Authors
Michael R Kolesnikov, Phillip D Jenkins, Vishnu Mohan, Laszlo Kiraly, Karen Eden, Steven Bedrick
Published in
AMIA Joint Summits on Translational Science proceedings. AMIA Joint Summits on Translational Science. Volume 2026. Pages 239-248. Epub Jun 01, 2026.
Abstract
Massive transfusion (MT) prediction in trauma remains limited by scoring systems with suboptimal discrimination and generalizability.

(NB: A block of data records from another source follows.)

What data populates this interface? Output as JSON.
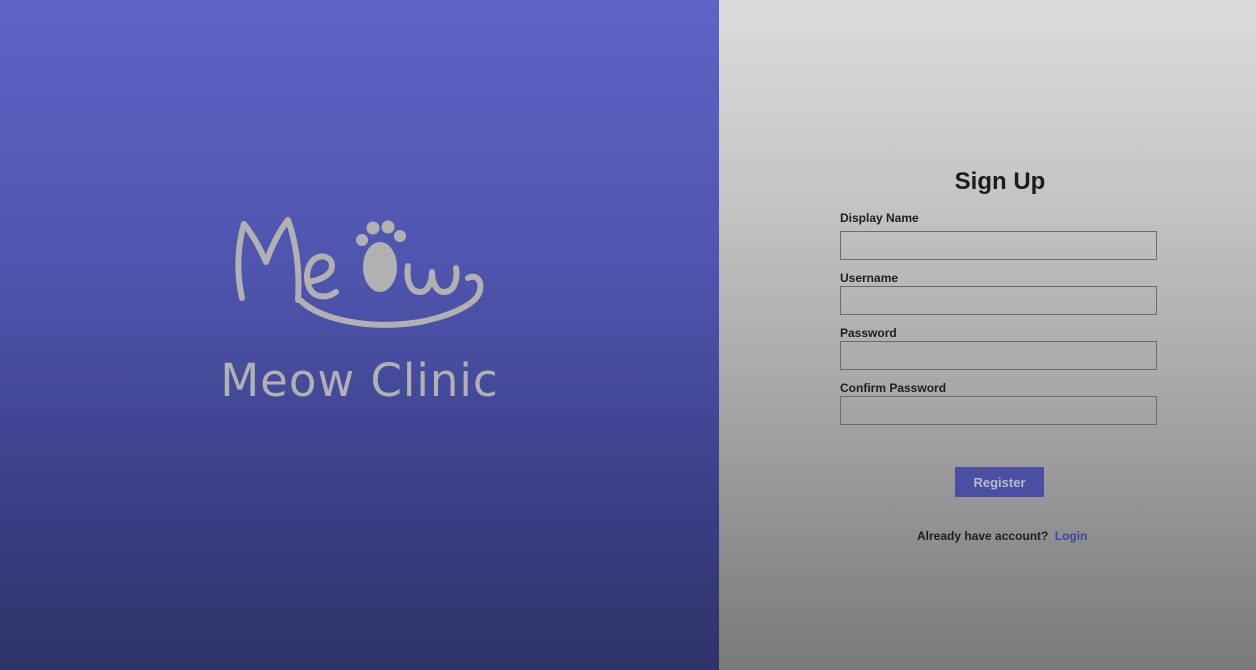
{
  "brand": {
    "logo_text": "Meow",
    "name": "Meow Clinic"
  },
  "form": {
    "title": "Sign Up",
    "fields": [
      {
        "label": "Display Name",
        "value": "",
        "placeholder": ""
      },
      {
        "label": "Username",
        "value": "",
        "placeholder": ""
      },
      {
        "label": "Password",
        "value": "",
        "placeholder": ""
      },
      {
        "label": "Confirm Password",
        "value": "",
        "placeholder": ""
      }
    ],
    "submit_label": "Register",
    "login_prompt": "Already have account?",
    "login_link": "Login"
  },
  "colors": {
    "brand_panel_top": "#5d64c6",
    "brand_panel_bottom": "#2f3368",
    "accent": "#4a4fa3",
    "logo_gray": "#b1b1b1",
    "link": "#3c44a8"
  },
  "icons": {
    "logo": "meow-logo-icon",
    "paw": "paw-icon"
  }
}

We developed a multimodal joint fusion model integrating structured electronic health record (EHR) data with admission chest X-rays to support early MT risk stratification. From 33,824 trauma patients (2014-2024), 10,090 met inclusion criteria, including 226 MT cases (2.24%). Structured presentation variables were modeled using a multilayer perceptron, while imaging features were extracted using a pretrained DenseNet-121; intermediate feature fusion enabled end-to-end learning. Class imbalance was addressed with SMOTE for structured data and geometric augmentation for imaging. On the held-out validation set, the fusion model achieved an AUC of 0.669. At the selected threshold, sensitivity was 0.72 and specificity 0.84. Grad-CAM visualizations demonstrated attention over clinically relevant thoracoabdominal regions. Despite limited positive predictive value due to low event prevalence, these findings demonstrate feasibility of workflow-aligned multimodal MT prediction using routinely available data, warranting prospective multi-center validation.
PMID:
42317825
Bibliographic data and abstract were imported from PubMed on 19 Jun 2026.